基礎知識
今回は、会社の解散手続きについて、財産目録等の作成と税務官庁への届出手続きに着目して、解説したいと思います。
財産目録等の作成と株主総会の承認
会社が解散した場合、清算人は、遅滞なく会社財産の状況を調査し、財産目録と貸借対照表を作成して、株主総会の承認を受けなければなりません。
これは、清算人が会社の財産状況を詳細に把握していなければ、適切な清算事務を遂行することが困難だからです。
また、株主にとっても、財産状況=残余財産の額は、大きな関心ごとであるため、これを早急に明らかにする必要があります。
「遅滞なく」となっていて、株主総会までの具体的な日数は定めれていませんが、その性質上、速やかに開催すべきでしょう。
税務官庁への届出
会社の解散に伴って、法務局での登記手続きとは別に、税務官庁での手続きも必要となります。

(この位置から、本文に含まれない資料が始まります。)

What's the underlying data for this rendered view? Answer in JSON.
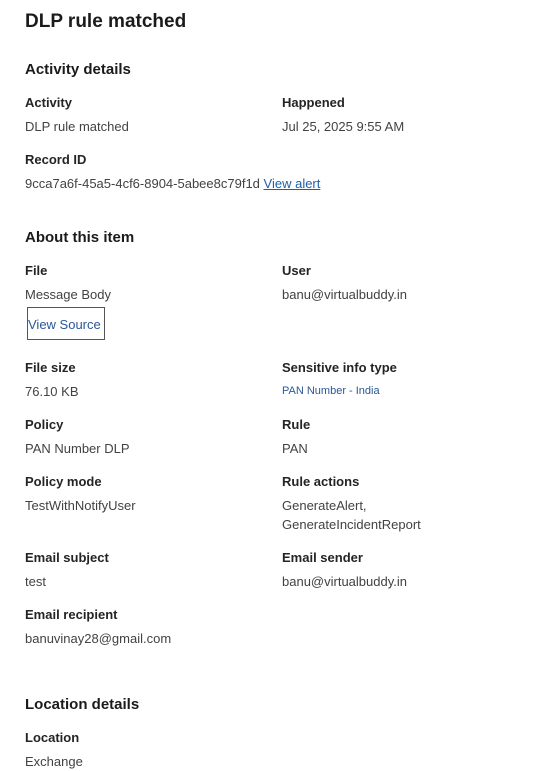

解散したことよって、税務官庁に届出すべき事項は、以下のとおりです。
①会社解散届
会社が解散した時は、遅滞なくその旨を届出しなければなりません。
届出先は、税務署、都道府県・市町村です。
②解散事業年度の確定申告
会社が解散した時は、直近の事業年度開始の日から解散日までを1事業年度とみなした確定申告をしなければなりません。
申告書の提出は、解散日の翌日から2カ月以内にしなければなりません。
債権申出の催告とは
会社が解散した場合、清算人は、遅滞なく債権者に対して、債権申出の催告手続きを行わなければならず、その手続きをしないかぎり、債権者に対して債務を弁済することができません。
この債権申出の催告手続きについて、会社法では次の2つを定めています。
官報公告
これは、官報公告に掲載することによって、債権申出の催告をする方法です。
この場合、定款所定の公告方法ではなく、必ず官報公告に掲載しなければ法律上の効果が発生しない為、注意が必要です。
また、公告は1回出せばよいことになっていますが、債権申出の期間は、最低でも2カ月間は確保しなければならず、それより短い期間にすることは認められていません。
なお、催告期間中は、原則として債務の弁済を受けることができません。
債権者がこの催告期間内に申出しなかった場合には、その債権者は清算手続きから除外され、分配していない残余財産がある場合は、それに対して支払請求することができますが、残余財産の分配が完了してしまっている場合は、まったく分配をうけることができなくなります。
知れたる債権者への個別催告
これは、清算会社が帳簿記録等によって債権者として認識している人(法人)に対して個別に通知することによって催告する方法です。
この個別通知は、官報公告と同様、1回すればよく、また、債権申出の期間は、最低でも2カ月間は確保しなければなりません。
なお、知れたる債権者については、たとえ期間内に債権申出がなかったとしても、清算手続きから除外することはできません。